Norton Antivirus needed…


Do you know what Graham Norton said on ‘Just A Minute’ (Radio 4 Sunday 30th Sept)?

“Bloggers are people that don’t wash their hair, have no friends and think that someone might want to read what they write.”

Well, so Big Sis tells me – she was listening on Sunday night. Is Mr Norton confusing Bloggers with Saturation-TV-Presenters? STPs are the ones who start off doing one programme, then they do another, then they get a regular slot and then they end up doing the same-old-same-old EVERY NIGHT OF THE WEEK.  Was it Congreve who said ‘Hell hath no fury like a blogger scorned!’

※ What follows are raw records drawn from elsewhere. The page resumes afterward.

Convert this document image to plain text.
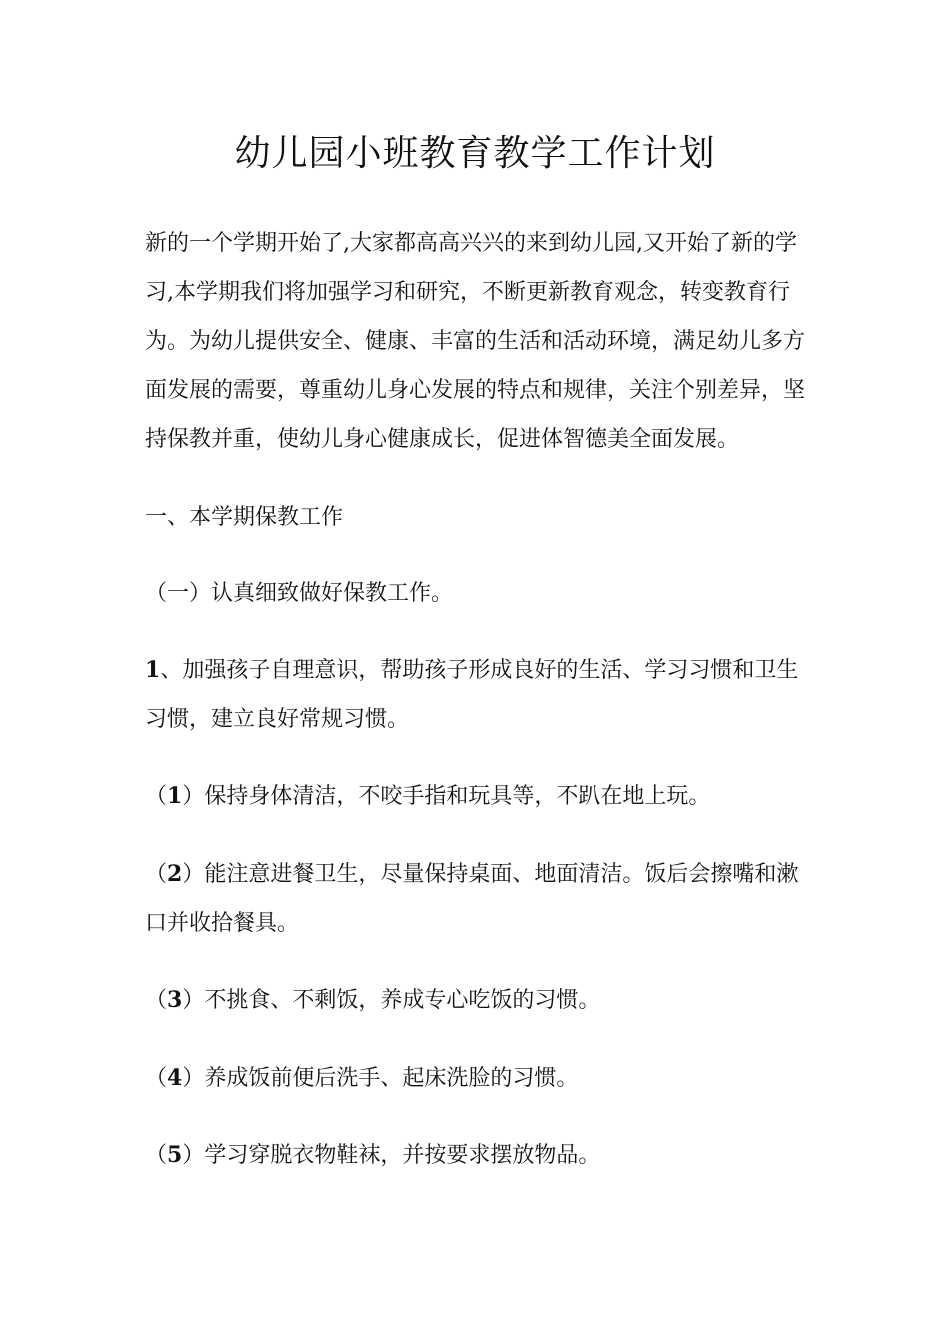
幼儿园小班教育教学工作计划

新的一个学期开始了,大家都高高兴兴的来到幼儿园,又开始了新的学
习,本学期我们将加强学习和研究，不断更新教育观念，转变教育行
为。为幼儿提供安全、健康、丰富的生活和活动环境，满足幼儿多方
面发展的需要，尊重幼儿身心发展的特点和规律，关注个别差异，坚
持保教并重，使幼儿身心健康成长，促进体智德美全面发展。

一、本学期保教工作

（一）认真细致做好保教工作。

1、加强孩子自理意识，帮助孩子形成良好的生活、学习习惯和卫生
习惯，建立良好常规习惯。

（1）保持身体清洁，不咬手指和玩具等，不趴在地上玩。

（2）能注意进餐卫生，尽量保持桌面、地面清洁。饭后会擦嘴和漱
口并收拾餐具。

（3）不挑食、不剩饭，养成专心吃饭的习惯。

（4）养成饭前便后洗手、起床洗脸的习惯。

（5）学习穿脱衣物鞋袜，并按要求摆放物品。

I am constantly amazed at what I find out from reading other people’s blogs, not to mention being comforted to discover that other people suffer domestic drudgery and come through it brain in tact. Reading blogs is a bit like chatting to a stranger on a train – okay there may be a few nutters and orange eaters out there, but sometimes what they say is funny/valid/touching/thought provoking/worth repeating.

Today for example I have learned that there is a project called Chance UK which organises volunteer mentors for vulnerable children (aged 5-11yrs). I had a crash lesson in the strategy of the 3 for 2 and BOGOHP offers in the booksellers world. I saw a great photograph of colour ordered book shelves. I also learned about a ‘library without a roof’ where homeless readers can borrow books – but can I find the link now? Perhaps if anyone knows where I read about this they’d let me know!

All in all I think blogging is great and I’m fairly hooked. I just don’t meet so many people nowadays, it seems to be work/home/sleep/ with huge dollops of TV, where I am battered with the wit and wisdom of the likes of Mr Norton. If I do meet interesting/funny/odd people I usually have to rush off to work/home/sleep before I get a good chance to have a proper chat. So long live the blog I say! I do have real fleshed out friends but I also enjoy the company of strangers.

(Good old Big Sis – has since added a comment which shows link to library without a roof – click on comments if you want to read it.)


some bunnies in a box

Having spent several hours on the telephone to my sister Ruth I have managed to master the rudiments of this site. Her talent lies in translating jargon into real-speak. She makes no claim to be an expert or to understand how all of this works but de-mystifies it enough to make it feel possible.

I am going to add a photograph just to prove to her that I can!